P.Oxy. III 461 sec. III-IV d.C. Prov.: Oxyrhynchus (Bahnasa).

Cons.: Cambridge (MA), Harvard University, Houghton Library, inv. SM 3745.

Edd.: GRENFELL – HUNT 1903, pp. 117-118; HAUSMANN 1978, nr. XIII, pp. 71-72. Tav.: http://pds.lib.harvard.edu/pds/view/7456394

Comm.: MP3 275; LDAB 713; PACK2 1965, nr. 275; BLASS 1906, p. 283; FUHR 1903,

p. 1481; JOHNSON 2004, pp. 168, 194, 232. Dimensioni: cm 5,5 x 7,5.
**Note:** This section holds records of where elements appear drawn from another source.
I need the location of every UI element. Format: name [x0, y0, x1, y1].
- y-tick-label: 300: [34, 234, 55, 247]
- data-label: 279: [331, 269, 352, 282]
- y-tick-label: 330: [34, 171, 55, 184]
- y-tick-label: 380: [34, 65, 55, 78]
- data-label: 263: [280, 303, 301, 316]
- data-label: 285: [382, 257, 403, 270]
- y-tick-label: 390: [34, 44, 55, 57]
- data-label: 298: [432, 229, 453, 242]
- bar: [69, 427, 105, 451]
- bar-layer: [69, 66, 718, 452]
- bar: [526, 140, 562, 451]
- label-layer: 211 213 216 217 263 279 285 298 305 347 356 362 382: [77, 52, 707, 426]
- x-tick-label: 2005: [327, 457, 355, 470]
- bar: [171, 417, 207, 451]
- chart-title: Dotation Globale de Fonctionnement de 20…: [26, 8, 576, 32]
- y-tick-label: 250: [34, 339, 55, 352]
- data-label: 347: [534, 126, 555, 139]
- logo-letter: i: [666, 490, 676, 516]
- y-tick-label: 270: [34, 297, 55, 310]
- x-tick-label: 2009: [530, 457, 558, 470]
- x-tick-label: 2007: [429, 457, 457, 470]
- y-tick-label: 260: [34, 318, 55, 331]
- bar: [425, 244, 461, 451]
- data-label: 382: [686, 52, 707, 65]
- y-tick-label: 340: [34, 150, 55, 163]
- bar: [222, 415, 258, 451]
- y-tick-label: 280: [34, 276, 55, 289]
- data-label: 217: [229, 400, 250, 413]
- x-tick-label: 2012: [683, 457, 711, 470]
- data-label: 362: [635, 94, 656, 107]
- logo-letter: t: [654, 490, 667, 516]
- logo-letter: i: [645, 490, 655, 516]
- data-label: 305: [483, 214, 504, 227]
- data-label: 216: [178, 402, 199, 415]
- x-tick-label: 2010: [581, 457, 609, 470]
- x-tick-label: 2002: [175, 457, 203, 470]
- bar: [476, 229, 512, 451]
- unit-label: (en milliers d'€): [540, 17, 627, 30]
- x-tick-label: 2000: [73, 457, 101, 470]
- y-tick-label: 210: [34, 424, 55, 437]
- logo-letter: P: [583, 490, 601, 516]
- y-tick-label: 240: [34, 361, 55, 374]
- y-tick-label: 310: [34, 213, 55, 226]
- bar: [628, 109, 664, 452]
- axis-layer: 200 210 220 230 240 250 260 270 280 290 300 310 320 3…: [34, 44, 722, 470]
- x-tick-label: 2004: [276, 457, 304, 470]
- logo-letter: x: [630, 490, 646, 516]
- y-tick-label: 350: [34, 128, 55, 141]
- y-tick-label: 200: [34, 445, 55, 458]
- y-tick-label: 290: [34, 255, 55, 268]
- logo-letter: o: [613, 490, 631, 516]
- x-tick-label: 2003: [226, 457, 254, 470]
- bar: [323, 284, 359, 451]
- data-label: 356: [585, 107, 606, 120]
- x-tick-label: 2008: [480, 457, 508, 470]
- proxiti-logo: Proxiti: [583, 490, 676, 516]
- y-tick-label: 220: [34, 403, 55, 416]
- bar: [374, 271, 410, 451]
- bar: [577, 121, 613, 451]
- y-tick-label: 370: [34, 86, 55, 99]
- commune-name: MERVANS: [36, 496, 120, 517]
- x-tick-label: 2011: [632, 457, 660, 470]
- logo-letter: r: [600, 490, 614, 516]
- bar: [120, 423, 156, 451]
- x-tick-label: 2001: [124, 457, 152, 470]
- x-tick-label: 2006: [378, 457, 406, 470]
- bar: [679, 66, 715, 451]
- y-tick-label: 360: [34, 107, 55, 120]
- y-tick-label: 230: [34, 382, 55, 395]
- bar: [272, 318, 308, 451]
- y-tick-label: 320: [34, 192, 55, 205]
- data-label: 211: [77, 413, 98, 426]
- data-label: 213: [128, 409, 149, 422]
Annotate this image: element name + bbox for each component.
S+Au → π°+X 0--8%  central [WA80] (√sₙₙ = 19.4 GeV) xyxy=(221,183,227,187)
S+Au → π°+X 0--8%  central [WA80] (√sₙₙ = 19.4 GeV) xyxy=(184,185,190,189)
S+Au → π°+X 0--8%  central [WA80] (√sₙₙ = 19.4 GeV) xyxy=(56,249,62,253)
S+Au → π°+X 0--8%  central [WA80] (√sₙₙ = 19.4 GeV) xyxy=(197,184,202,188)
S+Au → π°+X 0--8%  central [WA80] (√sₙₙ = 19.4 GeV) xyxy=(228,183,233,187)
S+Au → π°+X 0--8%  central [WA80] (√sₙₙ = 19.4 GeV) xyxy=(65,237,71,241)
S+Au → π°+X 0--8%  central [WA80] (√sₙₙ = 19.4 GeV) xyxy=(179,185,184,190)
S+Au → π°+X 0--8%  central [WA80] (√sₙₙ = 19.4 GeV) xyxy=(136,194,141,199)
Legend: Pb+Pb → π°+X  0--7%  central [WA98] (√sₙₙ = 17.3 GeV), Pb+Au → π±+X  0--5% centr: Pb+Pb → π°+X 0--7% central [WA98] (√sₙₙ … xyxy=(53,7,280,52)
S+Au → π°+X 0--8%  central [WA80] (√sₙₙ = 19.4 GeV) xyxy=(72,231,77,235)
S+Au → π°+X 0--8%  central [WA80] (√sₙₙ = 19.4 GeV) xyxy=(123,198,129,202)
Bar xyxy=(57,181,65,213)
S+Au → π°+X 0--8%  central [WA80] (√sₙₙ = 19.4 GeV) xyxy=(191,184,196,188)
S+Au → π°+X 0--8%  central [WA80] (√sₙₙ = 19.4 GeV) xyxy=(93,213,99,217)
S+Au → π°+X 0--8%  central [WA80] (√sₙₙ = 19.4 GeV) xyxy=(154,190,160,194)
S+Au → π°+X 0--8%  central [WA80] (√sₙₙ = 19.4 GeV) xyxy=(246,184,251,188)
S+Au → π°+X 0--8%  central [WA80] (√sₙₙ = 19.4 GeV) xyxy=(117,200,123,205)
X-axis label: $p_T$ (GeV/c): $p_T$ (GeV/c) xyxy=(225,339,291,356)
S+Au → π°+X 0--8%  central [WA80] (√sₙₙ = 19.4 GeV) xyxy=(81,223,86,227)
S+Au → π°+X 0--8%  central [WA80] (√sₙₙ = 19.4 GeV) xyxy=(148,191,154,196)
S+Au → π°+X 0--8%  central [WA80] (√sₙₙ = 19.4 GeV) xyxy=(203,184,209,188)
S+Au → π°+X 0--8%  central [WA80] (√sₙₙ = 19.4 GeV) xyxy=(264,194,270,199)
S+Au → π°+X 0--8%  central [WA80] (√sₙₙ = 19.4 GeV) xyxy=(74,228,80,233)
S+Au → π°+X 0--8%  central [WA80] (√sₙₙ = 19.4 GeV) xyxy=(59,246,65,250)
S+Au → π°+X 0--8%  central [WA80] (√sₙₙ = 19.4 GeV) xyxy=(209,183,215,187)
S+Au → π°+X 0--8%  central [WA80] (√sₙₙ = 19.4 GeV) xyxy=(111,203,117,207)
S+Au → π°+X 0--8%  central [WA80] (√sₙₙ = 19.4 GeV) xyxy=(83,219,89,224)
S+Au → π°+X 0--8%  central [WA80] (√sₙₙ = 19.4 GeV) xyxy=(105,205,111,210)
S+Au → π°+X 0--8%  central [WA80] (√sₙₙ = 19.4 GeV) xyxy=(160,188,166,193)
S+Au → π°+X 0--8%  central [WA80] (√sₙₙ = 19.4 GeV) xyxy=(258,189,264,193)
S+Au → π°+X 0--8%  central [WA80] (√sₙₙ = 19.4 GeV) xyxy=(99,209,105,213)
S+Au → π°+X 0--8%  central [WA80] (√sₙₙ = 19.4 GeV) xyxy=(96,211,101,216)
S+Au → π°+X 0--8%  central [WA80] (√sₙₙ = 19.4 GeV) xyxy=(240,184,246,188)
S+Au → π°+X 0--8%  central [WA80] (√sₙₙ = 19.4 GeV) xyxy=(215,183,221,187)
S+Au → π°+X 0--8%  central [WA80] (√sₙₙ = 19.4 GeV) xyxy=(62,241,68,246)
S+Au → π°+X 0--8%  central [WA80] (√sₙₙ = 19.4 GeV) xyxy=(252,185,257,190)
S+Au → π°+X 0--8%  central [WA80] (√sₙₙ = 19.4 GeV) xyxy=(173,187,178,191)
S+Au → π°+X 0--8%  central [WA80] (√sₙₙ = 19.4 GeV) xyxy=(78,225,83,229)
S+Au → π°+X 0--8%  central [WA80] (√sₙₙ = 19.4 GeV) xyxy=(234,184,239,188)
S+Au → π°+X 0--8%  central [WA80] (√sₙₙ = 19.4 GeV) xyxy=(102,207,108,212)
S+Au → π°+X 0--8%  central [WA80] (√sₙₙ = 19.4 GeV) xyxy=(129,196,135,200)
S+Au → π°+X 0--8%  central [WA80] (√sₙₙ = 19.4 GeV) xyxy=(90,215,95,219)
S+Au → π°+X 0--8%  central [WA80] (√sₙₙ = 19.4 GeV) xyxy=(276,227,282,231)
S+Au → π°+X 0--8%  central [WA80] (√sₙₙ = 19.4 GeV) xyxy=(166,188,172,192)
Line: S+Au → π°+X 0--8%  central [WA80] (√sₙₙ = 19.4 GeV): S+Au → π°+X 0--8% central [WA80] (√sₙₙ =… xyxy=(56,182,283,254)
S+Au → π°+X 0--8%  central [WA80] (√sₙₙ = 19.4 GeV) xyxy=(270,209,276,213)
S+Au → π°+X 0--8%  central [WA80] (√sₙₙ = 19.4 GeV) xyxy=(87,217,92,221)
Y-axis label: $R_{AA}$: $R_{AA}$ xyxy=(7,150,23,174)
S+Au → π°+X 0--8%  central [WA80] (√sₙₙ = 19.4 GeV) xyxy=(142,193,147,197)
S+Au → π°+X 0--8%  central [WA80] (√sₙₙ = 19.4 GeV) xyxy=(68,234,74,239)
Il papiro è indicato con la sigla Pap.2 nell’edizione “Les Belles Lettres”, a cura di G.

MATHIEU, Parigi 1947 e con la sigla Π461nell’edizione “Oxford Classical Texts”, a

cura di M.R. DILTS, Oxford 2002.

Il testo demostenico è vergato lungo le fibre sul recto di un frammento di rotolo che misura cm 5,5 x 7,5. Il verso rimane non scritto.

Del testo di Demostene si conserva una colonna di testo, mutila a sinistra e nella parte inferiore; in origine doveva avere un’ampiezza di circa cm 6 (JOHNSON 2004, p. 168). Sopravvive una ridotta porzione del margine superiore; la sua ampiezza era certamente maggiore dei superstiti cm 0,9 (JOHNSON 2004, p. 194). Dell’intercolumnio destro sopravvive una porzione ampia circa cm 0,6.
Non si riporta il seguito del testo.